Pablo Neruda, Carla Bogaards, Stefan George, Driek van Wissen, Peter Edel, Ludwig Rubiner, Max Jacob, Henry David Thoreau, Bruno Schulz, Hermann Conradi, Hans Koning, Gerben Willem Abma

De Chileense dichter Pablo Neruda (eig. Ricardo Eliecer Neftalí Reyes Basoalto) werd geboren in Parral op 12 juli 1904. Zie ook mijn blog van 12 juli 2007 en ook mijn blog van 12 juli 2008.

 

Testament (II)

 

Mijn oude boeken, verzameld

in uithoeken van de wereld, vereerd

in hun statige typografie, laat ik

na aan de nieuwe dichters van Amerika,

aan hen die op een dag

de betekenissen van morgen

zullen spinnen op het schorre, onderbroken weefgetouw.

 

Zij zullen geboren zijn wanneer de woeste vuist

van dode houthakkers en mijnwerkers

een ontelbaar leven zal gegeven hebben

om de verwrongen kathedraal te reinigen,

de dolle korrel, de vezel

die onze gretige vlakten strikte

Dat zij de hel raken, dit verleden

dat de diamanten verpletterde, en dat ze

de graanwereld verdedigen met hun lied,

geboren in de boom van het martelaarschap.

 

Over de beenderen van de stamhoofden, ver

van ons verraden erfgoed, in volle

lucht van volkeren die alleen hun weg gaan,

gaan zij het standbeeld bevolken

van een lang, zegevierend lijden.

 

Dat ze zoals ik mijn Manrique, mijn Góngora,

mijn Garcilaso, mijn Quevedo beminnen:

ze waren titanische wachters, wapentuigen

van platina en besneeuwde doorzichtigheid,

die me strengheid leerden, en dat ze in

mijn Lautréamont de oude klachten zoeken

tussen verderfelijke doodsstrijd.

Dat ze in Majakovski zien hoe de ster oprees

en hoe uit haar stralen aren ontstonden.

 

 

Vertaald door Bart Vonck

 

 

Uit: Honderd liefdessonnetten

 

VIII

 

Hadden de ogen niet de kleur van de maan,

niet die van de dag met klei, arbeid, vuur,

en hield je de lenigheid van de lucht niet vast,

was je niet een week van amber,

 

was je niet het gele moment,

waarop de herfst in de wilde wingerd klimt

en ook niet het brood dat de glanzende maan

kneedt, terwijl ze haar meel in de lucht strooit,

 

mijn liefste, ik zou niet van je houden!

Door jou te omhelzen, omhels ik het bestaan,

het zand, de tijd, de boom van de regen

 

en alles leeft om mij te laten leven:

zonder ver weg te gaan kan ik alles zien:

ik zie in jou leven al wat leeft.

 

Vertaald door Willy Spillebeen

 

 

Pablo_Neruda

Pablo Neruda (12 juli 1904 – 23 september 1973)

 

De Nederlandse dichteres en schrijfster Carla Bogaards werd geboren in Voorburg op 12 juli 1947. Zie ook mijn blog van 12 juli 2007 en ook mijn blog van 12 juli 2008.

 

Berlijn

‘Alles soll grün werden’

Keimzeit

 

Breng het ooilam naar de ram.

 

Is de stad Berlijn schuldig aan de breedte van zijn dooraderde wegen,

de hoogte van zijn gebouwen,

zijn homosexuele mannen die getrouwd en wel

in zwartleren broeken rondlopen

dodelijk verlegen onder de blikken van een buitenlandse vrouw,

herkend te worden, de gepolitoerde glans van het geïnfecteerde leer,

en de Pruisische paleisjes, de Oranjerie in Charlottenburg,

de fonteinen, mollige luchtspiegelingen, onze liefde.

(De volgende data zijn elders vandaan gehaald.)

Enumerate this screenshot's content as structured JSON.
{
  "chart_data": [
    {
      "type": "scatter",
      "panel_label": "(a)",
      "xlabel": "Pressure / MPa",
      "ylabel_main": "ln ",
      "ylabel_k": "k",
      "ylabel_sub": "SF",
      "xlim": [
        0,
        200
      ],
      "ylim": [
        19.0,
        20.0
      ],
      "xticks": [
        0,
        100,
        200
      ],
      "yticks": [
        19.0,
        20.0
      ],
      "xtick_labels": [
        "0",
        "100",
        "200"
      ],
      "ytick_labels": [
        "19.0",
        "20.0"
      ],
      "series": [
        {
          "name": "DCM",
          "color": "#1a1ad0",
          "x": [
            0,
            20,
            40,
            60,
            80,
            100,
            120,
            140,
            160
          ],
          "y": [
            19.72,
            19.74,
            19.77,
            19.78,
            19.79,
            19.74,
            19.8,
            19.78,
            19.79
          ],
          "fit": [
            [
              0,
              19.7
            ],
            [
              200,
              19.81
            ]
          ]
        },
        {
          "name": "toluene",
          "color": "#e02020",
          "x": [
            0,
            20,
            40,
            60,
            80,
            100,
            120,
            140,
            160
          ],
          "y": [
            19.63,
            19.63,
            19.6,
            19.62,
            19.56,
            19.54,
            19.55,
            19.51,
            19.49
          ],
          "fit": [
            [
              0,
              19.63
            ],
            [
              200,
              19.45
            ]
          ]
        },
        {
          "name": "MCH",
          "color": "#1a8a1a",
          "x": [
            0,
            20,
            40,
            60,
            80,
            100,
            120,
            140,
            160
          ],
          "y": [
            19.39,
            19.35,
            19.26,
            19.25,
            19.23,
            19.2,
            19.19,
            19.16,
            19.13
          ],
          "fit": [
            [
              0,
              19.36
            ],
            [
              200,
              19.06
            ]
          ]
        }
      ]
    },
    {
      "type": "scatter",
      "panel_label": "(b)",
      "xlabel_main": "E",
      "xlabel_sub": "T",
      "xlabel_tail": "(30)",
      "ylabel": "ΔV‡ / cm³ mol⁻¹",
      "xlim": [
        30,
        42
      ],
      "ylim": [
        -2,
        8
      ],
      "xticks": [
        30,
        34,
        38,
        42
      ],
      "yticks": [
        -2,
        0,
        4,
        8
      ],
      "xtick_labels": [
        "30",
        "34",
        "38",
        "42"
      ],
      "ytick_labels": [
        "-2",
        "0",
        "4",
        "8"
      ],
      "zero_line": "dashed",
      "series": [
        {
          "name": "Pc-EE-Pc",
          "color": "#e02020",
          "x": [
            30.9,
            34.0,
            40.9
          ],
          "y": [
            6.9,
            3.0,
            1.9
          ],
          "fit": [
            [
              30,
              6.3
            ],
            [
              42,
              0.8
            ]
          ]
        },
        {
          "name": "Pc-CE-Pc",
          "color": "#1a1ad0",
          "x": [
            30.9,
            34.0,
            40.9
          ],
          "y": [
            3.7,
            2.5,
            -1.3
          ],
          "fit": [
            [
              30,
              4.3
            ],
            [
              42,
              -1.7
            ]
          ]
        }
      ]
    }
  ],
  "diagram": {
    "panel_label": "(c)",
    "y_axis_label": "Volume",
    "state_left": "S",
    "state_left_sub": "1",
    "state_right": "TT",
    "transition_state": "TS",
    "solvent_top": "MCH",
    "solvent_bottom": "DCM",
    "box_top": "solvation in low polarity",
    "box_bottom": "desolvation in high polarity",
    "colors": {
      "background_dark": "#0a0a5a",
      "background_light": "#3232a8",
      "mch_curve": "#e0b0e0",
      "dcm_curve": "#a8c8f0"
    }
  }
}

Is de stad Berlijn scvhuldig aan mijn angst

jou als mijn minnaar te verliezen,

de afdruk van zwart-rottend berkeblad op je oogleden te moeten verliezen.

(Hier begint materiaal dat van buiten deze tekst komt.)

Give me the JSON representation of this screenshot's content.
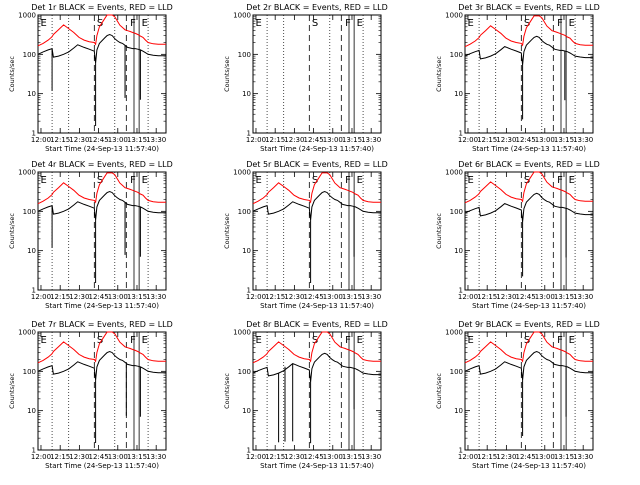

Verzet de stad zich knarsetandend

tegen mijn aanklacht.

 

Vruchtbaar was de stad

toen je er woonde, wir uns wiedersahen,

na elke scheiding, nooit meer te loochenen,

ik werd binnengelaten door poortwachters,

wij elkaar ‘Liebchen’ noemden, huiverend lachend

in de gebombardeerde, opgebouwde stad van West.

 

Is de stad Berlijn schuldig aan zijn sentimentele rust,

o zo
kalm. De brandschone rust.

Eerst werden de ruiten ingeslagen bij het KDW

door jongeren, van links, van rechts, Duitsers,

en geparkeerde auto’s in brand gestoken, alles soll brennen,

links, rechts, Duitsers, het is geen lolletje

Berliner zu sein, de rust is weergekeerd.

 

Ongedeerd, ongeboren waren wij in 1940,

spelen we leeuwtje in de roestbruine stadsparkjes,

eigenmachtig eis ik je lichaam op,

graaien mijn handen in de mist die over Berlijn hangt,

zoek ik je, je woonde toch in Berlijn,

ik reisde toch naar je toe? Zeg stad, zeg ook eens wat,

laten we krijgsraad houden stad!

 

Ik wil mijn vloot wel sturen, maar er is geen haven.

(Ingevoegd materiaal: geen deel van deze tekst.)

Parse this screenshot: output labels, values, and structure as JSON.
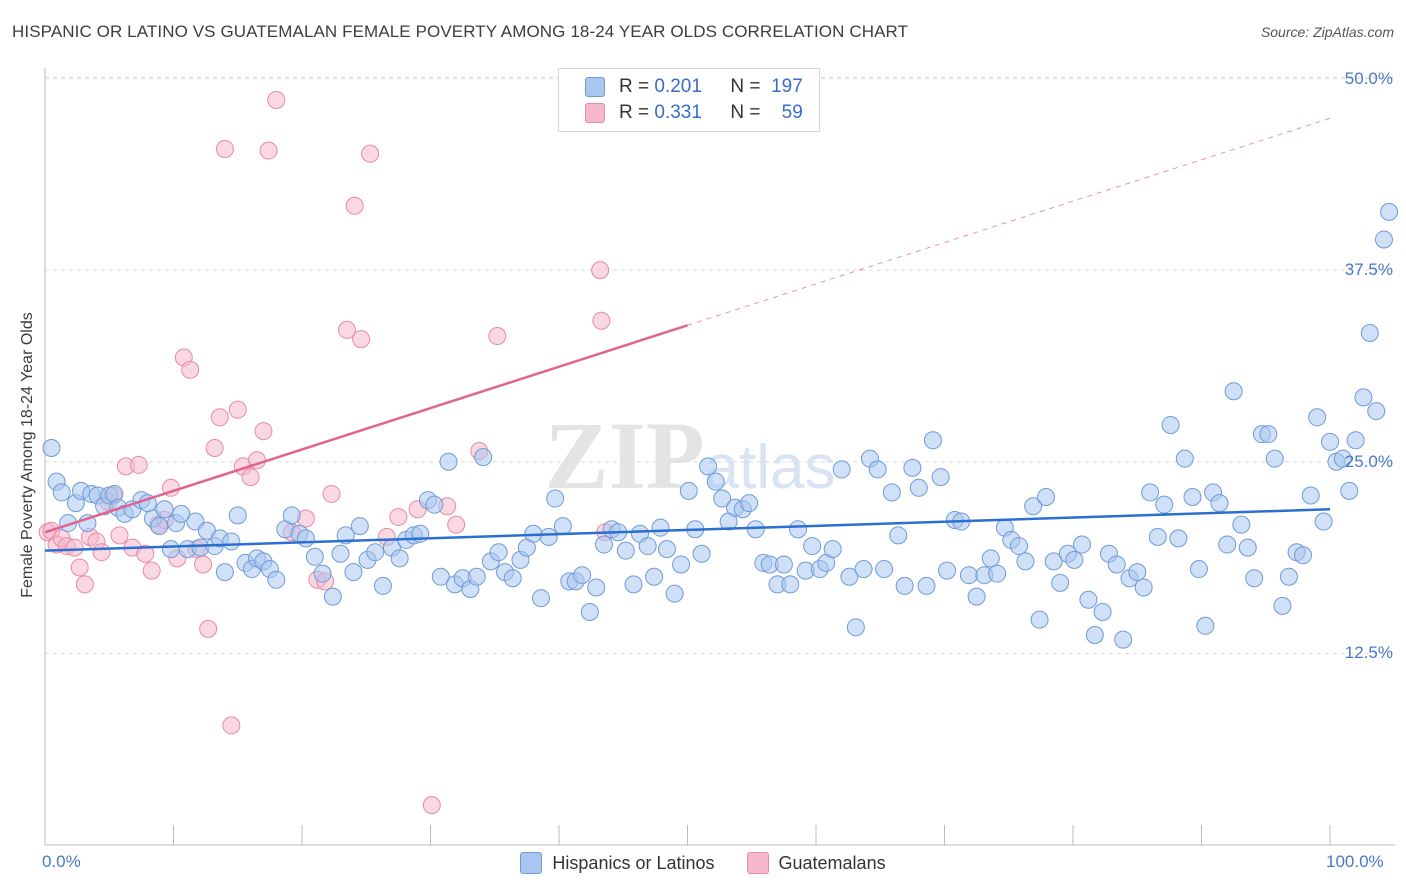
{
  "title": "HISPANIC OR LATINO VS GUATEMALAN FEMALE POVERTY AMONG 18-24 YEAR OLDS CORRELATION CHART",
  "source": "Source: ZipAtlas.com",
  "watermark": "ZIPatlas",
  "legend": {
    "r_label": "R =",
    "n_label": "N =",
    "rows": [
      {
        "r": "0.201",
        "n": "197",
        "color": "#a9c6f0"
      },
      {
        "r": "0.331",
        "n": "59",
        "color": "#f5b8cb"
      }
    ]
  },
  "bottom_legend": [
    {
      "label": "Hispanics or Latinos",
      "color": "#a9c6f0"
    },
    {
      "label": "Guatemalans",
      "color": "#f5b8cb"
    }
  ],
  "colors": {
    "blue_fill": "#a9c6f0",
    "blue_stroke": "#6f9bd8",
    "blue_line": "#2b6fd0",
    "pink_fill": "#f5b8cb",
    "pink_stroke": "#e88aa8",
    "pink_line": "#e0648f",
    "tick_text": "#4a78c8"
  },
  "chart_data": {
    "type": "scatter",
    "title": "HISPANIC OR LATINO VS GUATEMALAN FEMALE POVERTY AMONG 18-24 YEAR OLDS CORRELATION CHART",
    "xlabel": "",
    "ylabel": "Female Poverty Among 18-24 Year Olds",
    "xlim": [
      0,
      100
    ],
    "ylim": [
      0,
      52
    ],
    "x_tick_labels": [
      "0.0%",
      "100.0%"
    ],
    "y_ticks": [
      12.5,
      25.0,
      37.5,
      50.0
    ],
    "y_tick_labels": [
      "12.5%",
      "25.0%",
      "37.5%",
      "50.0%"
    ],
    "grid": "horizontal dashed",
    "legend_position": "top-center",
    "series": [
      {
        "name": "Hispanics or Latinos",
        "r": 0.201,
        "n": 197,
        "trend": [
          [
            0,
            19.2
          ],
          [
            100,
            21.9
          ]
        ],
        "points": [
          [
            0.5,
            25.9
          ],
          [
            0.9,
            23.7
          ],
          [
            1.3,
            23.0
          ],
          [
            1.8,
            21.0
          ],
          [
            2.4,
            22.3
          ],
          [
            2.8,
            23.1
          ],
          [
            3.3,
            21.0
          ],
          [
            3.6,
            22.9
          ],
          [
            4.1,
            22.8
          ],
          [
            4.6,
            22.1
          ],
          [
            5.0,
            22.8
          ],
          [
            5.4,
            22.9
          ],
          [
            5.7,
            22.0
          ],
          [
            6.2,
            21.6
          ],
          [
            6.8,
            21.9
          ],
          [
            7.5,
            22.5
          ],
          [
            8.0,
            22.3
          ],
          [
            8.4,
            21.3
          ],
          [
            8.9,
            20.8
          ],
          [
            9.3,
            21.9
          ],
          [
            9.8,
            19.3
          ],
          [
            10.2,
            21.0
          ],
          [
            10.6,
            21.6
          ],
          [
            11.1,
            19.3
          ],
          [
            11.7,
            21.1
          ],
          [
            12.1,
            19.4
          ],
          [
            12.6,
            20.5
          ],
          [
            13.2,
            19.5
          ],
          [
            13.6,
            20.0
          ],
          [
            14.0,
            17.8
          ],
          [
            14.5,
            19.8
          ],
          [
            15.0,
            21.5
          ],
          [
            15.6,
            18.4
          ],
          [
            16.1,
            18.0
          ],
          [
            16.5,
            18.7
          ],
          [
            17.0,
            18.5
          ],
          [
            17.5,
            18.0
          ],
          [
            18.0,
            17.3
          ],
          [
            18.7,
            20.6
          ],
          [
            19.2,
            21.5
          ],
          [
            19.8,
            20.3
          ],
          [
            20.3,
            20.0
          ],
          [
            21.0,
            18.8
          ],
          [
            21.6,
            17.7
          ],
          [
            22.4,
            16.2
          ],
          [
            23.0,
            19.0
          ],
          [
            23.4,
            20.2
          ],
          [
            24.0,
            17.8
          ],
          [
            24.5,
            20.8
          ],
          [
            25.1,
            18.6
          ],
          [
            25.7,
            19.1
          ],
          [
            26.3,
            16.9
          ],
          [
            27.0,
            19.4
          ],
          [
            27.6,
            18.7
          ],
          [
            28.1,
            19.9
          ],
          [
            28.7,
            20.2
          ],
          [
            29.2,
            20.3
          ],
          [
            29.8,
            22.5
          ],
          [
            30.3,
            22.2
          ],
          [
            30.8,
            17.5
          ],
          [
            31.4,
            25.0
          ],
          [
            31.9,
            17.0
          ],
          [
            32.5,
            17.4
          ],
          [
            33.1,
            16.7
          ],
          [
            33.6,
            17.5
          ],
          [
            34.1,
            25.3
          ],
          [
            34.7,
            18.5
          ],
          [
            35.3,
            19.1
          ],
          [
            35.8,
            17.8
          ],
          [
            36.4,
            17.4
          ],
          [
            37.0,
            18.6
          ],
          [
            37.5,
            19.4
          ],
          [
            38.0,
            20.3
          ],
          [
            38.6,
            16.1
          ],
          [
            39.2,
            20.1
          ],
          [
            39.7,
            22.6
          ],
          [
            40.3,
            20.8
          ],
          [
            40.8,
            17.2
          ],
          [
            41.3,
            17.2
          ],
          [
            41.8,
            17.6
          ],
          [
            42.4,
            15.2
          ],
          [
            42.9,
            16.8
          ],
          [
            43.5,
            19.6
          ],
          [
            44.1,
            20.6
          ],
          [
            44.6,
            20.4
          ],
          [
            45.2,
            19.2
          ],
          [
            45.8,
            17.0
          ],
          [
            46.3,
            20.3
          ],
          [
            46.9,
            19.5
          ],
          [
            47.4,
            17.5
          ],
          [
            47.9,
            20.7
          ],
          [
            48.4,
            19.3
          ],
          [
            49.0,
            16.4
          ],
          [
            49.5,
            18.3
          ],
          [
            50.1,
            23.1
          ],
          [
            50.6,
            20.6
          ],
          [
            51.1,
            19.0
          ],
          [
            51.6,
            24.7
          ],
          [
            52.2,
            23.7
          ],
          [
            52.7,
            22.6
          ],
          [
            53.2,
            21.1
          ],
          [
            53.7,
            22.0
          ],
          [
            54.3,
            21.9
          ],
          [
            54.8,
            22.3
          ],
          [
            55.3,
            20.6
          ],
          [
            55.9,
            18.4
          ],
          [
            56.4,
            18.3
          ],
          [
            57.0,
            17.0
          ],
          [
            57.5,
            18.3
          ],
          [
            58.0,
            17.0
          ],
          [
            58.6,
            20.6
          ],
          [
            59.2,
            17.9
          ],
          [
            59.7,
            19.5
          ],
          [
            60.3,
            18.0
          ],
          [
            60.8,
            18.4
          ],
          [
            61.3,
            19.3
          ],
          [
            62.0,
            24.5
          ],
          [
            62.6,
            17.5
          ],
          [
            63.1,
            14.2
          ],
          [
            63.7,
            18.0
          ],
          [
            64.2,
            25.2
          ],
          [
            64.8,
            24.5
          ],
          [
            65.3,
            18.0
          ],
          [
            65.9,
            23.0
          ],
          [
            66.4,
            20.2
          ],
          [
            66.9,
            16.9
          ],
          [
            67.5,
            24.6
          ],
          [
            68.0,
            23.3
          ],
          [
            68.6,
            16.9
          ],
          [
            69.1,
            26.4
          ],
          [
            69.7,
            24.0
          ],
          [
            70.2,
            17.9
          ],
          [
            70.8,
            21.2
          ],
          [
            71.3,
            21.1
          ],
          [
            71.9,
            17.6
          ],
          [
            72.5,
            16.2
          ],
          [
            73.1,
            17.6
          ],
          [
            73.6,
            18.7
          ],
          [
            74.1,
            17.7
          ],
          [
            74.7,
            20.7
          ],
          [
            75.2,
            19.9
          ],
          [
            75.8,
            19.5
          ],
          [
            76.3,
            18.5
          ],
          [
            76.9,
            22.1
          ],
          [
            77.4,
            14.7
          ],
          [
            77.9,
            22.7
          ],
          [
            78.5,
            18.5
          ],
          [
            79.0,
            17.1
          ],
          [
            79.6,
            19.0
          ],
          [
            80.1,
            18.6
          ],
          [
            80.7,
            19.6
          ],
          [
            81.2,
            16.0
          ],
          [
            81.7,
            13.7
          ],
          [
            82.3,
            15.2
          ],
          [
            82.8,
            19.0
          ],
          [
            83.4,
            18.3
          ],
          [
            83.9,
            13.4
          ],
          [
            84.4,
            17.4
          ],
          [
            85.0,
            17.8
          ],
          [
            85.5,
            16.8
          ],
          [
            86.0,
            23.0
          ],
          [
            86.6,
            20.1
          ],
          [
            87.1,
            22.2
          ],
          [
            87.6,
            27.4
          ],
          [
            88.2,
            20.0
          ],
          [
            88.7,
            25.2
          ],
          [
            89.3,
            22.7
          ],
          [
            89.8,
            18.0
          ],
          [
            90.3,
            14.3
          ],
          [
            90.9,
            23.0
          ],
          [
            91.4,
            22.3
          ],
          [
            92.0,
            19.6
          ],
          [
            92.5,
            29.6
          ],
          [
            93.1,
            20.9
          ],
          [
            93.6,
            19.4
          ],
          [
            94.1,
            17.4
          ],
          [
            94.7,
            26.8
          ],
          [
            95.2,
            26.8
          ],
          [
            95.7,
            25.2
          ],
          [
            96.3,
            15.6
          ],
          [
            96.8,
            17.5
          ],
          [
            97.4,
            19.1
          ],
          [
            97.9,
            18.9
          ],
          [
            98.5,
            22.8
          ],
          [
            99.0,
            27.9
          ],
          [
            99.5,
            21.1
          ],
          [
            100.0,
            26.3
          ],
          [
            100.5,
            25.0
          ],
          [
            101.0,
            25.2
          ],
          [
            101.5,
            23.1
          ],
          [
            102.0,
            26.4
          ],
          [
            102.6,
            29.2
          ],
          [
            103.1,
            33.4
          ],
          [
            103.6,
            28.3
          ],
          [
            104.2,
            39.5
          ],
          [
            104.6,
            41.3
          ]
        ]
      },
      {
        "name": "Guatemalans",
        "r": 0.331,
        "n": 59,
        "trend": [
          [
            0,
            20.4
          ],
          [
            50,
            33.9
          ]
        ],
        "trend_extended": [
          [
            50,
            33.9
          ],
          [
            100,
            47.4
          ]
        ],
        "points": [
          [
            0.2,
            20.4
          ],
          [
            0.5,
            20.5
          ],
          [
            0.9,
            19.6
          ],
          [
            1.3,
            20.0
          ],
          [
            1.7,
            19.5
          ],
          [
            2.3,
            19.4
          ],
          [
            2.7,
            18.1
          ],
          [
            3.1,
            17.0
          ],
          [
            3.5,
            20.1
          ],
          [
            4.0,
            19.8
          ],
          [
            4.4,
            19.1
          ],
          [
            4.9,
            22.4
          ],
          [
            5.3,
            22.8
          ],
          [
            5.8,
            20.2
          ],
          [
            6.3,
            24.7
          ],
          [
            6.8,
            19.4
          ],
          [
            7.3,
            24.8
          ],
          [
            7.8,
            19.0
          ],
          [
            8.3,
            17.9
          ],
          [
            8.8,
            20.9
          ],
          [
            9.3,
            21.2
          ],
          [
            9.8,
            23.3
          ],
          [
            10.3,
            18.7
          ],
          [
            10.8,
            31.8
          ],
          [
            11.3,
            31.0
          ],
          [
            11.8,
            19.3
          ],
          [
            12.3,
            18.3
          ],
          [
            12.7,
            14.1
          ],
          [
            13.2,
            25.9
          ],
          [
            13.6,
            27.9
          ],
          [
            14.0,
            45.4
          ],
          [
            14.5,
            7.8
          ],
          [
            15.0,
            28.4
          ],
          [
            15.4,
            24.7
          ],
          [
            16.0,
            24.0
          ],
          [
            16.5,
            25.1
          ],
          [
            17.0,
            27.0
          ],
          [
            17.4,
            45.3
          ],
          [
            18.0,
            48.6
          ],
          [
            19.2,
            20.4
          ],
          [
            20.3,
            21.3
          ],
          [
            21.2,
            17.3
          ],
          [
            21.8,
            17.2
          ],
          [
            22.3,
            22.9
          ],
          [
            23.5,
            33.6
          ],
          [
            24.1,
            41.7
          ],
          [
            24.6,
            33.0
          ],
          [
            25.3,
            45.1
          ],
          [
            26.6,
            20.1
          ],
          [
            27.5,
            21.4
          ],
          [
            29.0,
            21.9
          ],
          [
            30.1,
            2.6
          ],
          [
            31.3,
            22.1
          ],
          [
            32.0,
            20.9
          ],
          [
            33.8,
            25.7
          ],
          [
            35.2,
            33.2
          ],
          [
            43.2,
            37.5
          ],
          [
            43.3,
            34.2
          ],
          [
            43.6,
            20.4
          ]
        ]
      }
    ]
  }
}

Is de stad Berlijn eraan schuldig?.

Die geen schuitje heeft moet in zijn hoedje varen.

Wij ook, en de Perzische leatherboys en de dames en heren van de Treuhand

en de kalfslederen handschoenen met bontrandjes

en de braadworsten en de currysauzen

en de obers in de Paris Bar

en de in cognac geflambeerde kreeften en wij ook.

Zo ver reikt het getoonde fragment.